Abstract:
Adaptive indexing is characterized by the partial creation
and refinement of the index as side effects of query execution.
Dynamic or shifting workloads may benefit from preliminary
index structures
focused on the columns and specific key ranges actually queried ---
without incurring the cost of full index construction.
The costs and benefits of adaptive indexing techniques
should therefore be compared in terms of initialization costs,
the overhead imposed upon queries, and the rate at which
the index converges to a state that is fully-refined
for a particular workload component.
Based on an examination of database cracking and adaptive merging,
which are two techniques for adaptive indexing,
we seek a hybrid technique that has a low initialization cost
and also converges rapidly.
We find the strengths and weaknesses of database cracking and
adaptive merging complementary.
One has a relatively high initialization cost but converges rapidly.
The other has a low initialization cost but converges relatively slowly.
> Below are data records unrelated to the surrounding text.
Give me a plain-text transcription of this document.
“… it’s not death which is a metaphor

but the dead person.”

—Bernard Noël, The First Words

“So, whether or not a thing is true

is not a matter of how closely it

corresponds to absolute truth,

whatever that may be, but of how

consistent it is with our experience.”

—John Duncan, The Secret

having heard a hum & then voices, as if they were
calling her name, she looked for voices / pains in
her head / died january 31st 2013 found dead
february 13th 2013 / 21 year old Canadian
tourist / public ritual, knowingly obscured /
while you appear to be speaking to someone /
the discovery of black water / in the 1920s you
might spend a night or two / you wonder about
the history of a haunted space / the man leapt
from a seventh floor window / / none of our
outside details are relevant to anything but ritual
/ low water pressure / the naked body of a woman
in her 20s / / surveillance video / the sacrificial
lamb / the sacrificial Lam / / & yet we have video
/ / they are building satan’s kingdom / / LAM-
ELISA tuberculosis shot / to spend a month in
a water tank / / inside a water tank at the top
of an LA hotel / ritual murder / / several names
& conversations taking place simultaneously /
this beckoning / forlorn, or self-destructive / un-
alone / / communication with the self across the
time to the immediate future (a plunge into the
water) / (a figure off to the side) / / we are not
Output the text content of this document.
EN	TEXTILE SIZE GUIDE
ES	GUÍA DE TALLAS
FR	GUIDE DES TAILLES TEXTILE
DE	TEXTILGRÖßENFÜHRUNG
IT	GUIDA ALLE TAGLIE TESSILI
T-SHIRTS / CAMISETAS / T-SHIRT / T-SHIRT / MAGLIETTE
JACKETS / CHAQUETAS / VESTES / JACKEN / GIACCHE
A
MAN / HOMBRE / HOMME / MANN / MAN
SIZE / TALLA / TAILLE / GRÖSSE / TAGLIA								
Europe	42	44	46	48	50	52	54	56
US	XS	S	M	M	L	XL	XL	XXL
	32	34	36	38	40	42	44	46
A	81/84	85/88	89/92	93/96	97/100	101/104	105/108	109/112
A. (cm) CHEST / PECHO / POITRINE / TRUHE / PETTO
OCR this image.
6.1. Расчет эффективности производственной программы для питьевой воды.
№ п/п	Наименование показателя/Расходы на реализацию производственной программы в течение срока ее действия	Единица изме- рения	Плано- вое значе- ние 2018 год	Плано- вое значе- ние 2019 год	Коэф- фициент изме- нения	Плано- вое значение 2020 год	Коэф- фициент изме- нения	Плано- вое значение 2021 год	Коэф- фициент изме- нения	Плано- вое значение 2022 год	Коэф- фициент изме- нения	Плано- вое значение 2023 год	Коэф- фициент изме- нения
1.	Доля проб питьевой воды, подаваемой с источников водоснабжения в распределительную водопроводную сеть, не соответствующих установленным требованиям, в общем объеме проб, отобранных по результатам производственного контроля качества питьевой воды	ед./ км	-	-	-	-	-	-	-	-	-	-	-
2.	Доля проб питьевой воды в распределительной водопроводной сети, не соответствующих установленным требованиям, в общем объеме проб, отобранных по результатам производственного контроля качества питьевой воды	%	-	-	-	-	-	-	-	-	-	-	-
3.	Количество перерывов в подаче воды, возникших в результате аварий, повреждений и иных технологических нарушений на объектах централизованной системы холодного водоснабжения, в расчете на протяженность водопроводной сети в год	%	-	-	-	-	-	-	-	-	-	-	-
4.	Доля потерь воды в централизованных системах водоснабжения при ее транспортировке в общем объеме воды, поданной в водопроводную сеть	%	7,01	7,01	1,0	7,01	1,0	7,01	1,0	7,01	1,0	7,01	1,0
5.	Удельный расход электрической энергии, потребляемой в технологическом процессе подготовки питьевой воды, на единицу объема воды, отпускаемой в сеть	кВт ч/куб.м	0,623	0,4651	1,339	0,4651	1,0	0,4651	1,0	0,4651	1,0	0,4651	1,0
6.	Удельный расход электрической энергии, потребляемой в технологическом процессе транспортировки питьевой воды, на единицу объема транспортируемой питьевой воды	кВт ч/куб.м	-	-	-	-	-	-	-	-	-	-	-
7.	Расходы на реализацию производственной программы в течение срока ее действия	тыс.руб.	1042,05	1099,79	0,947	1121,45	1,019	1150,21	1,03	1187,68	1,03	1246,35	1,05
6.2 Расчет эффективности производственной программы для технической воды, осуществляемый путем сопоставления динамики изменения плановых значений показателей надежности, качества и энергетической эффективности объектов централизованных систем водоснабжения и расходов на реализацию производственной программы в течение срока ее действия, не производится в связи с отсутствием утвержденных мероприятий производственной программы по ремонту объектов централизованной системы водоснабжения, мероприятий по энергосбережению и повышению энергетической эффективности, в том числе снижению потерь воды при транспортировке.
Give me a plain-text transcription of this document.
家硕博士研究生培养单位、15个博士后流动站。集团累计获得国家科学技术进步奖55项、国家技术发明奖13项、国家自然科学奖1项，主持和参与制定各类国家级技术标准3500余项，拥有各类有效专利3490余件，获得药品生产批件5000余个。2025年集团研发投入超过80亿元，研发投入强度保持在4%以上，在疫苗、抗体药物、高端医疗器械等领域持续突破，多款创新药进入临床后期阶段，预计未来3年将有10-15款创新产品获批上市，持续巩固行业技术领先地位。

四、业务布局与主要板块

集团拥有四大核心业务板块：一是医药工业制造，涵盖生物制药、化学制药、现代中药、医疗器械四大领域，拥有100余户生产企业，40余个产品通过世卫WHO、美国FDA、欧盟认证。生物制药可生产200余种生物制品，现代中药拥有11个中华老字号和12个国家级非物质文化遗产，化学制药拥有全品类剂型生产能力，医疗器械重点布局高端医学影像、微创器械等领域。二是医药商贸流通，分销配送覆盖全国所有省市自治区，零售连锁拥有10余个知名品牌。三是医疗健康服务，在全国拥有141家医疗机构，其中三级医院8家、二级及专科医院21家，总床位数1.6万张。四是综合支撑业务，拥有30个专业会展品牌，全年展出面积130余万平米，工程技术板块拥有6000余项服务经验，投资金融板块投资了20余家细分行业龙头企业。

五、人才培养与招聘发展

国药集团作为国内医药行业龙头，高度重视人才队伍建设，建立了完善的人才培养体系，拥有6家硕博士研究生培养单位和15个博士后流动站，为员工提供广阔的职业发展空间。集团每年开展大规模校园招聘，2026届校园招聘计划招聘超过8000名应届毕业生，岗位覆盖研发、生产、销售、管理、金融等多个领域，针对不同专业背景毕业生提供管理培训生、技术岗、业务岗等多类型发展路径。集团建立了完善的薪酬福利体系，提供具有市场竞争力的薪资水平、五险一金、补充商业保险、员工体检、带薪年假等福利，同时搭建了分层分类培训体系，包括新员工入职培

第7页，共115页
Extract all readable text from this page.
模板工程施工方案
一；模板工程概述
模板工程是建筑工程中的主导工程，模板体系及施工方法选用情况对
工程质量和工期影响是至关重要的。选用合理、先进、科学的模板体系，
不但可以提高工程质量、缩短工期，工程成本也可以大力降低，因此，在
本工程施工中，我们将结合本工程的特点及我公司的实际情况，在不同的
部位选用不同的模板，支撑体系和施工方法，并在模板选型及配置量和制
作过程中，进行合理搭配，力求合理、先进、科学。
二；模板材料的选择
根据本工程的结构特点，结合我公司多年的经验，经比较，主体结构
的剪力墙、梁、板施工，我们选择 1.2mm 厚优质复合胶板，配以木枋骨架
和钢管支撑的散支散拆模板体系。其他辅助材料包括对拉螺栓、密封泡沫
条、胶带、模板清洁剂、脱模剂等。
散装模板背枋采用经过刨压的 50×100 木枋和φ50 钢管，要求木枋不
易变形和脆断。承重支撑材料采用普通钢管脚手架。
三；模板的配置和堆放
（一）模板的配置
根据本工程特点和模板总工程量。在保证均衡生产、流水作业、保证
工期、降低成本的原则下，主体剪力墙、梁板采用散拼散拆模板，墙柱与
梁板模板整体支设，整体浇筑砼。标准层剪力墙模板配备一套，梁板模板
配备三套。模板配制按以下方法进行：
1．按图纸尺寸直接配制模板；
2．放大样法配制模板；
We analyze the sources of their respective strengths and
explore the space of hybrid techniques.
We have designed and implemented a family of hybrid algorithms
in the context of a column-store database system.
Our experiments compare their behavior against
database cracking and adaptive merging, as well as against
both traditional full index lookup and scan of unordered data.
We show that the new hybrids significantly improve over
past methods while at least two of the hybrids
come very close to the ``ideal performance''
in terms of both overhead per query and convergence to a final state.